Il tasso di imprenditorialità – calcolato come rapporto tra numero di lavoratori indipendenti e totale dei lavoratori delle imprese – sfiora il 30% in Italia, il più elevato fra i paesi dell’Unione europea nel 2012. E’ quanto emerge dal rapporto dell’Istat ‘Noi Italia’. Tra le maggiori economie dell’area, Germania e Francia presentano quote decisamente più contenute (8,4 e 7,4%). Sul territorio nazionale, la propensione all’imprenditorialità è maggiore nel Mezzogiorno (37%) che nel Centro-Nord (28%). La dimensione media delle imprese italiane è pari a 3,9 addetti ed è tra le più contenute a livello europeo: solo Portogallo, Slovacchia, Repubblica Ceca e Grecia presentano valori inferiori.
Sotto il profilo territoriale, la dimensione media risulta più bassa nel Mezzogiorno (2,8). Il turnover lordo delle imprese, che fornisce una misura del grado di dinamicita’ di un sistema economico, in Italia è pari al 15%. I valori sono alquanto diversificati a livello regionale: una maggiore instabilità si riscontra nel Mezzogiorno, mentre il Nord-est si caratterizza per una minore nati-mortalità delle imprese. A livello europeo, l’Italia mostra valori di turnover lordo più bassi rispetto alla maggior parte dei paesi per i quali è possibile il confronto e vicini a quelli di Francia e Germania. La struttura produttiva dell’economia italiana, prosegue l’Istat, appare altamente diversificata a livello territoriale. Rispetto alla media nazionale, nel Mezzogiorno prevalgono le microimprese, sia di servizi sia dell’industria, nel Nord-ovest è più diffusa la grande industria, nel Nord-est le micro e piccole imprese dell’industria e nel Centro le grandi imprese dei servizi.

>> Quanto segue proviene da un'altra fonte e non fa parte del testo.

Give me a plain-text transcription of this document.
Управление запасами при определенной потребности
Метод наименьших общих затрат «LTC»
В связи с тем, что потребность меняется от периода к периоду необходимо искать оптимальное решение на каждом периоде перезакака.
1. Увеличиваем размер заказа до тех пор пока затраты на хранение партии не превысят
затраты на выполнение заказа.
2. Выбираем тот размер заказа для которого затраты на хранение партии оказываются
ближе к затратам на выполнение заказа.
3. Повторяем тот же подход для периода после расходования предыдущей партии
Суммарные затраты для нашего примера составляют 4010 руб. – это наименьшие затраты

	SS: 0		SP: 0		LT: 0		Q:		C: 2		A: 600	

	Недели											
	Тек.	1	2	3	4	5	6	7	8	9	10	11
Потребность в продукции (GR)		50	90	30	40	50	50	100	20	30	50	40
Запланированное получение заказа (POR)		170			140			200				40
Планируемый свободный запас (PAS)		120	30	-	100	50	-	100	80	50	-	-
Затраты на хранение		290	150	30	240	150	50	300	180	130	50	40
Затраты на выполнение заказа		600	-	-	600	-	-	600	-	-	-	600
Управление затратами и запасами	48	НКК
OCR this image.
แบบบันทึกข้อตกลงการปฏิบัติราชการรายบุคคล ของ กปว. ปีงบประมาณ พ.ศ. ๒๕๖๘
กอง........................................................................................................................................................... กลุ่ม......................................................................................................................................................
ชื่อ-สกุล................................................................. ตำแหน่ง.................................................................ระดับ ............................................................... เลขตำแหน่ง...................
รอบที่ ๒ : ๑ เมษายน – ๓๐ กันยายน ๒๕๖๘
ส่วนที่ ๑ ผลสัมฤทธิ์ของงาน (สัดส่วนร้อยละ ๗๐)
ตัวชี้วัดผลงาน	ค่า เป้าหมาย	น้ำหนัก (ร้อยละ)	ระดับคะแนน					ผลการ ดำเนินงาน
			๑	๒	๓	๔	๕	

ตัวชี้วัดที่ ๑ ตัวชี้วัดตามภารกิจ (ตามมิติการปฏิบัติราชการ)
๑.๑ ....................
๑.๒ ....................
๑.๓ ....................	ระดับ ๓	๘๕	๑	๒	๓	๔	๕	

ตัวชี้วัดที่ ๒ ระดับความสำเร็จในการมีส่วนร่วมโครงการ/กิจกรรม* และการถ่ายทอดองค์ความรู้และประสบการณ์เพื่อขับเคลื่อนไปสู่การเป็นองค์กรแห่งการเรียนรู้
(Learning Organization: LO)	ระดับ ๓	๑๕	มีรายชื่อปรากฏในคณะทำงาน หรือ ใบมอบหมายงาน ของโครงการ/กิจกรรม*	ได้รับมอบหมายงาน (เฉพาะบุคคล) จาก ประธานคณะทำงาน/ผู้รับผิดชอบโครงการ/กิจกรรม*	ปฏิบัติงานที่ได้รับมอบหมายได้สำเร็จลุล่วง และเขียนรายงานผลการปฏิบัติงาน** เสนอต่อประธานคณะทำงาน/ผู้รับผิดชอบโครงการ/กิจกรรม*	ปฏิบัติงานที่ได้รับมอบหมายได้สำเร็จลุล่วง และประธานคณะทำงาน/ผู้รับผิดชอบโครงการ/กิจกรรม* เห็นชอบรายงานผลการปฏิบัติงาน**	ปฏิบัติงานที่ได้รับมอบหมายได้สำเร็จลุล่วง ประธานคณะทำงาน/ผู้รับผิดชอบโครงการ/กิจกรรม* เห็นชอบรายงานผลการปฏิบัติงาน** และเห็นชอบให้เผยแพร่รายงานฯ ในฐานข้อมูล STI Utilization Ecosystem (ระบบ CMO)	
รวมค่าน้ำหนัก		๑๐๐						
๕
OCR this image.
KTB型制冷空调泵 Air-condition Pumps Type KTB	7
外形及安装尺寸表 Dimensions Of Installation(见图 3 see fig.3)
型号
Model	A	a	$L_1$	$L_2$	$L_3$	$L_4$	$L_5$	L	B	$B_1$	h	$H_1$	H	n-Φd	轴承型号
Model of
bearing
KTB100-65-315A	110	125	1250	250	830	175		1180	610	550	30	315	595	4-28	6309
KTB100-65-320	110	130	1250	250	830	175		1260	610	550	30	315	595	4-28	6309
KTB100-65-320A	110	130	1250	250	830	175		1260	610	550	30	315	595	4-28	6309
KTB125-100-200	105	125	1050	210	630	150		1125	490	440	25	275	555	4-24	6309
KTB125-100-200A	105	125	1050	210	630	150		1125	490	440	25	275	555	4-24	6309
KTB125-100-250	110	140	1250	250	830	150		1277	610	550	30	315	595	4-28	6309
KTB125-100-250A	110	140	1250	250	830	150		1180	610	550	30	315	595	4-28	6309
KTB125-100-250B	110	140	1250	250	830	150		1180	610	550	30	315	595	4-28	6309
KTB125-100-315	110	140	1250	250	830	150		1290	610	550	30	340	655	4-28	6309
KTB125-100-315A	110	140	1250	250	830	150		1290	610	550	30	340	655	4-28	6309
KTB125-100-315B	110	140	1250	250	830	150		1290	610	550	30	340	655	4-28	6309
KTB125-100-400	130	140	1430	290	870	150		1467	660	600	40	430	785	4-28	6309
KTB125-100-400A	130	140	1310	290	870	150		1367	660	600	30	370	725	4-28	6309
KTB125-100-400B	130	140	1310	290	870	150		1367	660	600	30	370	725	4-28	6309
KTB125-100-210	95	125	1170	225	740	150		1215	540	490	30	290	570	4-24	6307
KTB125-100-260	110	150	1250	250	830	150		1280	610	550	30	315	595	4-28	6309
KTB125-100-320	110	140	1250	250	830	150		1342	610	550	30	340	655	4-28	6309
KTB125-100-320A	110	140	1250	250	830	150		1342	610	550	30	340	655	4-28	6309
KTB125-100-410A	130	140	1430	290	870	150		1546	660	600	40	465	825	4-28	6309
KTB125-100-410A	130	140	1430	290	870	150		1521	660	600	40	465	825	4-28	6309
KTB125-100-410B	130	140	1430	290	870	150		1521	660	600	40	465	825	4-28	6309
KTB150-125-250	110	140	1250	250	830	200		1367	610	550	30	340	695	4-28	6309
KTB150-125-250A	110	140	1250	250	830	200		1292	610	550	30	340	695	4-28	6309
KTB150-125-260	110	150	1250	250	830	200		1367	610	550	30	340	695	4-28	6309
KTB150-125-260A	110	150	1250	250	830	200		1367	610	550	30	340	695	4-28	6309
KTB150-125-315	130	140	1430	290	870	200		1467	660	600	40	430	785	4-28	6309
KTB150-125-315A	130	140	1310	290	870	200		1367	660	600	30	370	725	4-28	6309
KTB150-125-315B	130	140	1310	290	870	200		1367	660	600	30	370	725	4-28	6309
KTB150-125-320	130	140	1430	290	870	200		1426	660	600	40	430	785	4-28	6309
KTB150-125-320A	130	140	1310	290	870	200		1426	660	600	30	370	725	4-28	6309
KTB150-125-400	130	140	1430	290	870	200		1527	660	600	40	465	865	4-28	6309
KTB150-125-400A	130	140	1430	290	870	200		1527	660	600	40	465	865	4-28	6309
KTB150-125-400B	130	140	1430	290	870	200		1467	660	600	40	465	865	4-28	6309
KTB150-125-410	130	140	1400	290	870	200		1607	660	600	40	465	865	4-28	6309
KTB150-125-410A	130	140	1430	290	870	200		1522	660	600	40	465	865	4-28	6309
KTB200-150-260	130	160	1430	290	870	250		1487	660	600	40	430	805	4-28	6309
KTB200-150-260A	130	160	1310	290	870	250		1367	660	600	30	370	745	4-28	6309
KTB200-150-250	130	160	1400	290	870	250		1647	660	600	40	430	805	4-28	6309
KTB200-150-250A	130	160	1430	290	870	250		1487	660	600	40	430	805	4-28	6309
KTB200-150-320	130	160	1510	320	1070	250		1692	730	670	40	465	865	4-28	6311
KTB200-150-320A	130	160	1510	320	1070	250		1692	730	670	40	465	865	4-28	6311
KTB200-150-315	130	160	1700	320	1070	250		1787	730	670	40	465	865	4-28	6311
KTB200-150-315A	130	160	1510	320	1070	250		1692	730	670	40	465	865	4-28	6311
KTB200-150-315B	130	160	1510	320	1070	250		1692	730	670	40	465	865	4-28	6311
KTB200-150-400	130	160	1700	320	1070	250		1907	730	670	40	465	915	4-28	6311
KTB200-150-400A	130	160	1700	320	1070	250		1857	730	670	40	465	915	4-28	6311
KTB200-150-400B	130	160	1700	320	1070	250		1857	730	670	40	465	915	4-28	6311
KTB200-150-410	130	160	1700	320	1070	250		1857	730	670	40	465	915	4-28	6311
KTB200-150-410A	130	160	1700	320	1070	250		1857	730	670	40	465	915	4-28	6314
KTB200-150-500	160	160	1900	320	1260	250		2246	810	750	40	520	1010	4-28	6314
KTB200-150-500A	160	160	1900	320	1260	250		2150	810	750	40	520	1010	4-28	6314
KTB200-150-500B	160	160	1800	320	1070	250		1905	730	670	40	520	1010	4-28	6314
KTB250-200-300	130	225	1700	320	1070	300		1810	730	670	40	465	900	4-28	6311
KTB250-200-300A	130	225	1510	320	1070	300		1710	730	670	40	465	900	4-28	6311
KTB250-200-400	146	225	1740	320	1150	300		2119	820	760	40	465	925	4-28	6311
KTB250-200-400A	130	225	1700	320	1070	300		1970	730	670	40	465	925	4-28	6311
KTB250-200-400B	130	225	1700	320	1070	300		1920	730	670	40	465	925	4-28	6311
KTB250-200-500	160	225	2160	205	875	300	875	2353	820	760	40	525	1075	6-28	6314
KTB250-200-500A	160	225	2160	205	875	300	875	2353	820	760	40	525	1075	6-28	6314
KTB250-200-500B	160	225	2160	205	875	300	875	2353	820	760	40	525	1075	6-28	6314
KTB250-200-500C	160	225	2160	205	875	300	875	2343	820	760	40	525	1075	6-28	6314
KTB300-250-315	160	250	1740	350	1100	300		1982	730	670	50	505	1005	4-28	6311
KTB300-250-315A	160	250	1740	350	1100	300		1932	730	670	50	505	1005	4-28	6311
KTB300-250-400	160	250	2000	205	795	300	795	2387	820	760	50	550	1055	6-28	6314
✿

Cresce, segnala infine il rapporto, il ruolo delle donne nelle istituzioni non profit attive in Italia. Le lavoratrici retribuite sono 636 mila, circa il doppio dei colleghi maschi, e rappresentano quasi il 67% del totale. Tra i dirigenti la quota delle donne e’ appena inferiore al 36%. Sale anche il numero delle imprese innovatrici: negli anni 2010-2012 a quota di imprese innovatrici sale da 31,5 a 35,5% rispetto al triennio precedente. L’industria si conferma il settore più innovativo, con il 45,4% di imprese innovatrici contro il 29,5% dei servizi e il 20,3% delle costruzioni.
In ambito europeo, emerge ancora dal report dell’Istat, l’Italia si posiziona al di sopra del valore medio dell’Unione; una propensione all’innovazione inferiore a quella italiana si registra tra gli altri in Francia, Regno Unito e Spagna.
Se dalle imprese giungono segnali positivi, il mondo del lavoro sembra ancora bloccato. Su 3 milioni che nel 2013 non hanno cercato lavoro, ma avrebbero voluto lavorare, quasi la metà, il 46,4%, è scoraggiato: un ‘esercito’ di 1,5 milioni di persone, cioè, che una occupazione neppure più la cercano convinti che non riuscirebbero a trovarla. A scattare la fotografia di quella parte di Paese deluso dal mercato del lavoro, sono i dati Istat contenuti nel Report ‘Noi Italia 2015′ che annota come siano d’altra parte “persistenti meccanismi di scoraggiamento che deprimono l’ingresso nel mercato del lavoro di ampie fasce di popolazione”.
In generale il tasso di mancata partecipazione italiano, di coloro cioè che si dichiarano disponibili a lavorare pur non cercando attivamente lavoro, è stato nel 2013 pari al 21,7% rispetto al 20% dell’anno precedente. Un dato molto al di sopra della media Ue28 il cui tasso si attesta invece al 14,1% consegnando l’Italia al quarto posto di una classifica al rovescio con il valore più alto dopo Spagna, Grecia e Croazia. Una distanza dal resto d’Europa che si è accresciuta negli anni di crisi, dice ancora l’Istat: se nel 2008 l’indicatore risultava superiore a quello europeo di 5,8 punti, nel 2013 il divario arriva a 7,6 punti. Il valore più basso spetta invece alla Germania con il 6,5%.
Le più sfiduciate le donne italiane con una quota del 26,1% mentre gli uomini costituiscono il 18,3% del totale. Un divario in “lieve diminuzione” a causa di un “più forte peggioramento” della situazione maschile. Nella media europea invece il tasso delle donne (14,9 per cento) è superiore a quello degli uomini (13,4 per cento), con un divario di genere di 1,5 punti.